Freehold, NJ --- The United States Trotting Association (USTA) today endorsed a bi-partisan Congressional request to change the manner in which the Internal Revenue Service (IRS) calculates pari-mutuel earnings for tax purposes to the benefit of the entire racing industry.
The effort, spearheaded by 17 Congressmen from racing states, asks the IRS to clarify a policy that the total amount wagered into a pool by an individual will be used to determine whether the winnings are at least 300 times the amount of the wager.
The current IRS ruling was developed long before most of the current exotic wagers were developed and does not take into account the actual cost of the wager to the customer, who may have many combinations in the same wagering pool, at a cost exceeding the actual winning ticket.
The current policy has the effect of excessively withholding tax from gambling winnings, which in turn, removes money that might have otherwise been available for that customer to wager. It effectively diminishes a customer’s resources to re-wager and reduces betting pools, to the detriment of the track, horsemen and ultimately state and federal governments who share in racing revenue. For example, if an individual buys $200 worth of tickets to hit an exotic wager on a single $1 ticket, the tax policy would use $200 as a basis for calculating tax, not $1.
Those who would like to sign a petition asking the IRS to clarify this policy to the benefit of all in racing, can do so here.
There are currently a little over 3,000 signatures on the petition to the IRS ratifying the Congressmen’s request, with a goal of 5,000 signatures.

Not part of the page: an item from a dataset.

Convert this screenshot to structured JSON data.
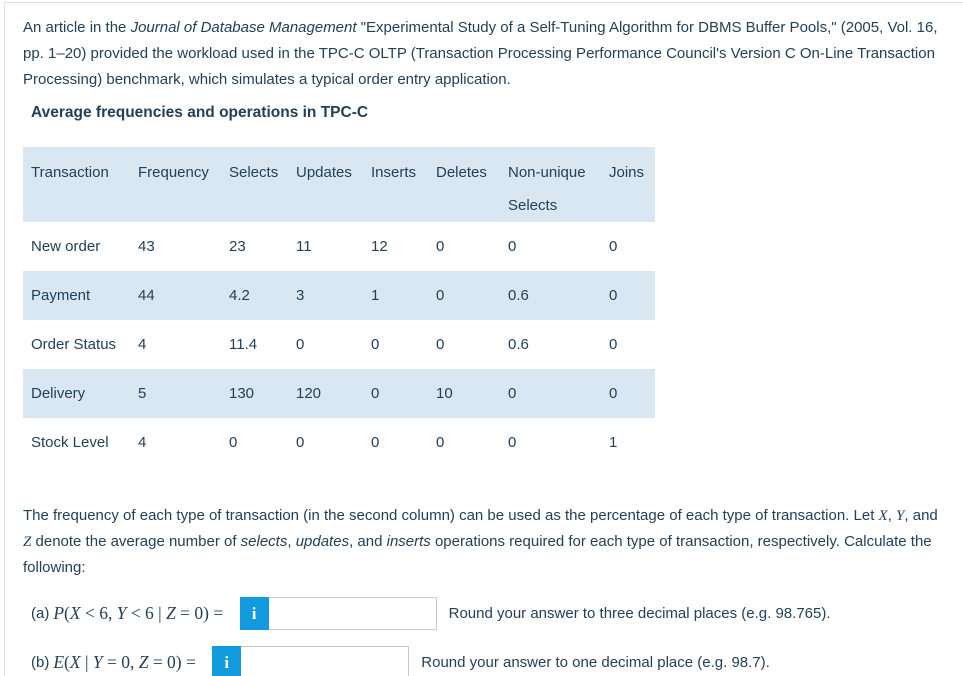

“This is a common sense policy that benefits everyone involved in each dollar wagered – the customer, the horsemen, owners, the track and the government,” said Phil Langley, president of the USTA. “There are existing protocols to ensure that the appropriate tax is collected on earnings at year’s end. We hope the IRS will see that adjusting this policy makes good business sense for all parties with a financial stake in horse racing. I hope all those who make their living through racing will sign the petition and urge their friends to do so, as well.”